During the Korean War, known in North Korea as "Victorious Liberation of the Fatherland", Ri was commander of a battalion in 1951 and then completed military training between 1954 and 1958 in the areas of joint warfare and special operations in the Soviet Union. On his return in 1958 he became commander of the 3rd regiment and later deputy commander of the 9th Division, before being appointed commander of the 9th Division in 1962. On October 8, 1962, he was also elected for the first time as a deputy of the Supreme People's Assembly. In 1963 he was promoted to lieutenant general and appointed head of the operations department of the General Staff of the Korean People's Army. He then acted as the commanding general of the VII Army Corps between 1965 and 1973 and was an adviser to the Viet Cong, the National Front for the Liberation of South Vietnam, during the Vietnam War between 1967 and 1968.

At the end of the 1968s Ri Tu-ik had a significant share in purges within the Korean People's Army and was promoted to Colonel General in 1968. At the fifth party congress of the WPK in 1970 he became a member of the WPK Central Committee for the first time.
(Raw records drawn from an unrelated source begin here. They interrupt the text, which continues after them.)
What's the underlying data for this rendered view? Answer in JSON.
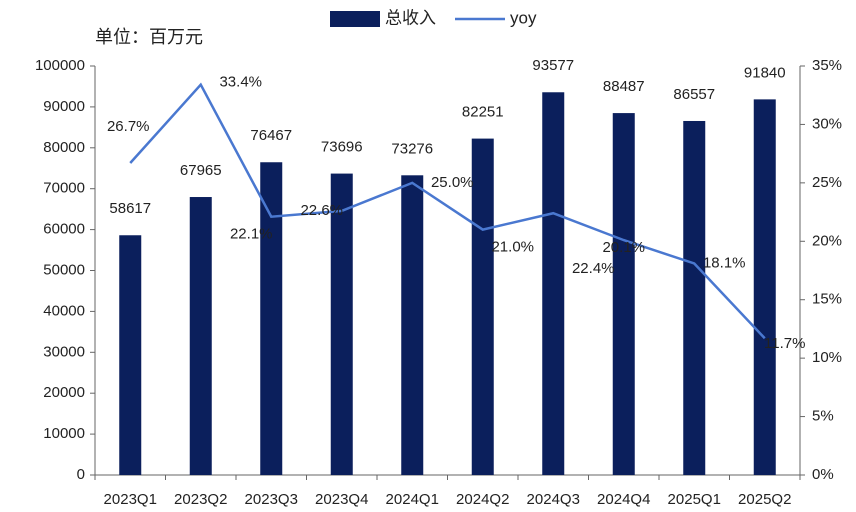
{
  "chart_data": {
    "type": "bar",
    "unit": "单位：百万元",
    "categories": [
      "2023Q1",
      "2023Q2",
      "2023Q3",
      "2023Q4",
      "2024Q1",
      "2024Q2",
      "2024Q3",
      "2024Q4",
      "2025Q1",
      "2025Q2"
    ],
    "series": [
      {
        "name": "总收入",
        "type": "bar",
        "color": "#0b1f5c",
        "values": [
          58617,
          67965,
          76467,
          73696,
          73276,
          82251,
          93577,
          88487,
          86557,
          91840
        ]
      },
      {
        "name": "yoy",
        "type": "line",
        "axis": "y2",
        "color": "#4a78d0",
        "values": [
          26.7,
          33.4,
          22.1,
          22.6,
          25.0,
          21.0,
          22.4,
          20.1,
          18.1,
          11.7
        ],
        "value_labels": [
          "26.7%",
          "33.4%",
          "22.1%",
          "22.6%",
          "25.0%",
          "21.0%",
          "22.4%",
          "20.1%",
          "18.1%",
          "11.7%"
        ]
      }
    ],
    "ylim": [
      0,
      100000
    ],
    "yticks": [
      0,
      10000,
      20000,
      30000,
      40000,
      50000,
      60000,
      70000,
      80000,
      90000,
      100000
    ],
    "y2lim": [
      0,
      35
    ],
    "y2ticks": [
      {
        "value": 0,
        "label": "0%"
      },
      {
        "value": 5,
        "label": "5%"
      },
      {
        "value": 10,
        "label": "10%"
      },
      {
        "value": 15,
        "label": "15%"
      },
      {
        "value": 20,
        "label": "20%"
      },
      {
        "value": 25,
        "label": "25%"
      },
      {
        "value": 30,
        "label": "30%"
      },
      {
        "value": 35,
        "label": "35%"
      }
    ],
    "legend": "top"
  }
}
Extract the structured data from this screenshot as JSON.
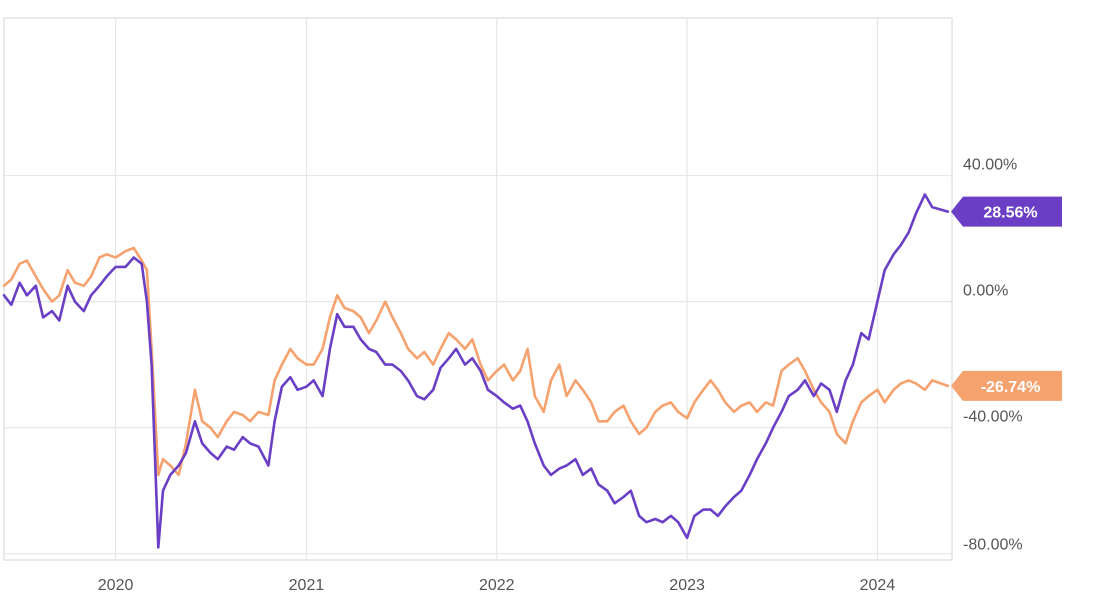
{
  "chart_data": {
    "type": "line",
    "title": "",
    "xlabel": "",
    "ylabel": "",
    "x_ticks": [
      "2020",
      "2021",
      "2022",
      "2023",
      "2024"
    ],
    "y_ticks": [
      "40.00%",
      "0.00%",
      "-40.00%",
      "-80.00%"
    ],
    "ylim": [
      -80,
      80
    ],
    "grid": true,
    "series": [
      {
        "color": "#6a3fc6",
        "end_label": "28.56%",
        "points": [
          [
            "2019-06-01",
            2
          ],
          [
            "2019-06-15",
            -1
          ],
          [
            "2019-07-01",
            6
          ],
          [
            "2019-07-15",
            2
          ],
          [
            "2019-08-01",
            5
          ],
          [
            "2019-08-15",
            -5
          ],
          [
            "2019-09-01",
            -3
          ],
          [
            "2019-09-15",
            -6
          ],
          [
            "2019-10-01",
            5
          ],
          [
            "2019-10-15",
            0
          ],
          [
            "2019-11-01",
            -3
          ],
          [
            "2019-11-15",
            2
          ],
          [
            "2019-12-01",
            5
          ],
          [
            "2019-12-15",
            8
          ],
          [
            "2020-01-01",
            11
          ],
          [
            "2020-01-20",
            11
          ],
          [
            "2020-02-05",
            14
          ],
          [
            "2020-02-20",
            12
          ],
          [
            "2020-03-01",
            0
          ],
          [
            "2020-03-10",
            -20
          ],
          [
            "2020-03-23",
            -78
          ],
          [
            "2020-04-01",
            -60
          ],
          [
            "2020-04-15",
            -55
          ],
          [
            "2020-05-01",
            -52
          ],
          [
            "2020-05-15",
            -48
          ],
          [
            "2020-06-01",
            -38
          ],
          [
            "2020-06-15",
            -45
          ],
          [
            "2020-07-01",
            -48
          ],
          [
            "2020-07-15",
            -50
          ],
          [
            "2020-08-01",
            -46
          ],
          [
            "2020-08-15",
            -47
          ],
          [
            "2020-09-01",
            -43
          ],
          [
            "2020-09-15",
            -45
          ],
          [
            "2020-10-01",
            -46
          ],
          [
            "2020-10-20",
            -52
          ],
          [
            "2020-11-01",
            -38
          ],
          [
            "2020-11-15",
            -27
          ],
          [
            "2020-12-01",
            -24
          ],
          [
            "2020-12-15",
            -28
          ],
          [
            "2021-01-01",
            -27
          ],
          [
            "2021-01-15",
            -25
          ],
          [
            "2021-02-01",
            -30
          ],
          [
            "2021-02-15",
            -15
          ],
          [
            "2021-03-01",
            -4
          ],
          [
            "2021-03-15",
            -8
          ],
          [
            "2021-04-01",
            -8
          ],
          [
            "2021-04-15",
            -12
          ],
          [
            "2021-05-01",
            -15
          ],
          [
            "2021-05-15",
            -16
          ],
          [
            "2021-06-01",
            -20
          ],
          [
            "2021-06-15",
            -20
          ],
          [
            "2021-07-01",
            -22
          ],
          [
            "2021-07-15",
            -25
          ],
          [
            "2021-08-01",
            -30
          ],
          [
            "2021-08-15",
            -31
          ],
          [
            "2021-09-01",
            -28
          ],
          [
            "2021-09-15",
            -21
          ],
          [
            "2021-10-01",
            -18
          ],
          [
            "2021-10-15",
            -15
          ],
          [
            "2021-11-01",
            -20
          ],
          [
            "2021-11-15",
            -18
          ],
          [
            "2021-12-01",
            -22
          ],
          [
            "2021-12-15",
            -28
          ],
          [
            "2022-01-01",
            -30
          ],
          [
            "2022-01-15",
            -32
          ],
          [
            "2022-02-01",
            -34
          ],
          [
            "2022-02-15",
            -33
          ],
          [
            "2022-03-01",
            -38
          ],
          [
            "2022-03-15",
            -45
          ],
          [
            "2022-04-01",
            -52
          ],
          [
            "2022-04-15",
            -55
          ],
          [
            "2022-05-01",
            -53
          ],
          [
            "2022-05-15",
            -52
          ],
          [
            "2022-06-01",
            -50
          ],
          [
            "2022-06-15",
            -55
          ],
          [
            "2022-07-01",
            -53
          ],
          [
            "2022-07-15",
            -58
          ],
          [
            "2022-08-01",
            -60
          ],
          [
            "2022-08-15",
            -64
          ],
          [
            "2022-09-01",
            -62
          ],
          [
            "2022-09-15",
            -60
          ],
          [
            "2022-10-01",
            -68
          ],
          [
            "2022-10-15",
            -70
          ],
          [
            "2022-11-01",
            -69
          ],
          [
            "2022-11-15",
            -70
          ],
          [
            "2022-12-01",
            -68
          ],
          [
            "2022-12-15",
            -70
          ],
          [
            "2023-01-01",
            -75
          ],
          [
            "2023-01-15",
            -68
          ],
          [
            "2023-02-01",
            -66
          ],
          [
            "2023-02-15",
            -66
          ],
          [
            "2023-03-01",
            -68
          ],
          [
            "2023-03-15",
            -65
          ],
          [
            "2023-04-01",
            -62
          ],
          [
            "2023-04-15",
            -60
          ],
          [
            "2023-05-01",
            -55
          ],
          [
            "2023-05-15",
            -50
          ],
          [
            "2023-06-01",
            -45
          ],
          [
            "2023-06-15",
            -40
          ],
          [
            "2023-07-01",
            -35
          ],
          [
            "2023-07-15",
            -30
          ],
          [
            "2023-08-01",
            -28
          ],
          [
            "2023-08-15",
            -25
          ],
          [
            "2023-09-01",
            -30
          ],
          [
            "2023-09-15",
            -26
          ],
          [
            "2023-10-01",
            -28
          ],
          [
            "2023-10-15",
            -35
          ],
          [
            "2023-11-01",
            -25
          ],
          [
            "2023-11-15",
            -20
          ],
          [
            "2023-12-01",
            -10
          ],
          [
            "2023-12-15",
            -12
          ],
          [
            "2024-01-01",
            0
          ],
          [
            "2024-01-15",
            10
          ],
          [
            "2024-02-01",
            15
          ],
          [
            "2024-02-15",
            18
          ],
          [
            "2024-03-01",
            22
          ],
          [
            "2024-03-15",
            28
          ],
          [
            "2024-04-01",
            34
          ],
          [
            "2024-04-15",
            30
          ],
          [
            "2024-05-15",
            28.56
          ]
        ]
      },
      {
        "color": "#f6a26f",
        "end_label": "-26.74%",
        "points": [
          [
            "2019-06-01",
            5
          ],
          [
            "2019-06-15",
            7
          ],
          [
            "2019-07-01",
            12
          ],
          [
            "2019-07-15",
            13
          ],
          [
            "2019-08-01",
            8
          ],
          [
            "2019-08-15",
            4
          ],
          [
            "2019-09-01",
            0
          ],
          [
            "2019-09-15",
            2
          ],
          [
            "2019-10-01",
            10
          ],
          [
            "2019-10-15",
            6
          ],
          [
            "2019-11-01",
            5
          ],
          [
            "2019-11-15",
            8
          ],
          [
            "2019-12-01",
            14
          ],
          [
            "2019-12-15",
            15
          ],
          [
            "2020-01-01",
            14
          ],
          [
            "2020-01-20",
            16
          ],
          [
            "2020-02-05",
            17
          ],
          [
            "2020-02-20",
            13
          ],
          [
            "2020-03-01",
            10
          ],
          [
            "2020-03-10",
            -15
          ],
          [
            "2020-03-23",
            -55
          ],
          [
            "2020-04-01",
            -50
          ],
          [
            "2020-04-15",
            -52
          ],
          [
            "2020-05-01",
            -55
          ],
          [
            "2020-05-15",
            -45
          ],
          [
            "2020-06-01",
            -28
          ],
          [
            "2020-06-15",
            -38
          ],
          [
            "2020-07-01",
            -40
          ],
          [
            "2020-07-15",
            -43
          ],
          [
            "2020-08-01",
            -38
          ],
          [
            "2020-08-15",
            -35
          ],
          [
            "2020-09-01",
            -36
          ],
          [
            "2020-09-15",
            -38
          ],
          [
            "2020-10-01",
            -35
          ],
          [
            "2020-10-20",
            -36
          ],
          [
            "2020-11-01",
            -25
          ],
          [
            "2020-11-15",
            -20
          ],
          [
            "2020-12-01",
            -15
          ],
          [
            "2020-12-15",
            -18
          ],
          [
            "2021-01-01",
            -20
          ],
          [
            "2021-01-15",
            -20
          ],
          [
            "2021-02-01",
            -15
          ],
          [
            "2021-02-15",
            -5
          ],
          [
            "2021-03-01",
            2
          ],
          [
            "2021-03-15",
            -2
          ],
          [
            "2021-04-01",
            -3
          ],
          [
            "2021-04-15",
            -5
          ],
          [
            "2021-05-01",
            -10
          ],
          [
            "2021-05-15",
            -6
          ],
          [
            "2021-06-01",
            0
          ],
          [
            "2021-06-15",
            -5
          ],
          [
            "2021-07-01",
            -10
          ],
          [
            "2021-07-15",
            -15
          ],
          [
            "2021-08-01",
            -18
          ],
          [
            "2021-08-15",
            -16
          ],
          [
            "2021-09-01",
            -20
          ],
          [
            "2021-09-15",
            -15
          ],
          [
            "2021-10-01",
            -10
          ],
          [
            "2021-10-15",
            -12
          ],
          [
            "2021-11-01",
            -15
          ],
          [
            "2021-11-15",
            -12
          ],
          [
            "2021-12-01",
            -20
          ],
          [
            "2021-12-15",
            -25
          ],
          [
            "2022-01-01",
            -22
          ],
          [
            "2022-01-15",
            -20
          ],
          [
            "2022-02-01",
            -25
          ],
          [
            "2022-02-15",
            -22
          ],
          [
            "2022-03-01",
            -15
          ],
          [
            "2022-03-15",
            -30
          ],
          [
            "2022-04-01",
            -35
          ],
          [
            "2022-04-15",
            -25
          ],
          [
            "2022-05-01",
            -20
          ],
          [
            "2022-05-15",
            -30
          ],
          [
            "2022-06-01",
            -25
          ],
          [
            "2022-06-15",
            -28
          ],
          [
            "2022-07-01",
            -32
          ],
          [
            "2022-07-15",
            -38
          ],
          [
            "2022-08-01",
            -38
          ],
          [
            "2022-08-15",
            -35
          ],
          [
            "2022-09-01",
            -33
          ],
          [
            "2022-09-15",
            -38
          ],
          [
            "2022-10-01",
            -42
          ],
          [
            "2022-10-15",
            -40
          ],
          [
            "2022-11-01",
            -35
          ],
          [
            "2022-11-15",
            -33
          ],
          [
            "2022-12-01",
            -32
          ],
          [
            "2022-12-15",
            -35
          ],
          [
            "2023-01-01",
            -37
          ],
          [
            "2023-01-15",
            -32
          ],
          [
            "2023-02-01",
            -28
          ],
          [
            "2023-02-15",
            -25
          ],
          [
            "2023-03-01",
            -28
          ],
          [
            "2023-03-15",
            -32
          ],
          [
            "2023-04-01",
            -35
          ],
          [
            "2023-04-15",
            -33
          ],
          [
            "2023-05-01",
            -32
          ],
          [
            "2023-05-15",
            -35
          ],
          [
            "2023-06-01",
            -32
          ],
          [
            "2023-06-15",
            -33
          ],
          [
            "2023-07-01",
            -22
          ],
          [
            "2023-07-15",
            -20
          ],
          [
            "2023-08-01",
            -18
          ],
          [
            "2023-08-15",
            -22
          ],
          [
            "2023-09-01",
            -28
          ],
          [
            "2023-09-15",
            -32
          ],
          [
            "2023-10-01",
            -35
          ],
          [
            "2023-10-15",
            -42
          ],
          [
            "2023-11-01",
            -45
          ],
          [
            "2023-11-15",
            -38
          ],
          [
            "2023-12-01",
            -32
          ],
          [
            "2023-12-15",
            -30
          ],
          [
            "2024-01-01",
            -28
          ],
          [
            "2024-01-15",
            -32
          ],
          [
            "2024-02-01",
            -28
          ],
          [
            "2024-02-15",
            -26
          ],
          [
            "2024-03-01",
            -25
          ],
          [
            "2024-03-15",
            -26
          ],
          [
            "2024-04-01",
            -28
          ],
          [
            "2024-04-15",
            -25
          ],
          [
            "2024-05-15",
            -26.74
          ]
        ]
      }
    ]
  }
}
After he was the commander of the 2nd Army Group between 1973 and 1976, he served as the commanding general of the 2nd Army Corps from 1977 to 1980 and then became the commanding general of the 4th Army Corps in 1980. On the 6th party congress, which took place in Pyongyang from October 10–14, 1980, he was also elected a member of the Central Military Commission. He was promoted to general in 1985 and served as commanding general of the Pyongyang Defense Command from the late 1980s to 1992.

Ri was promoted to Vice Marshal on April 20, 1992, and remained active in political life as a member of the Central Military Commission and Kim Jong Il's adviser even after the death of Kim Il Sung and his son Kim Jong Il's ascending to power in 1994. After undergoing medical treatment in the People's Republic of China in 1997, he ceased to appear in public after 1999. He died death on March 13, 2002, and was buried on March 15, 2002, in the Revolutionary Martyrs' Cemetery on Mount Taesongsan.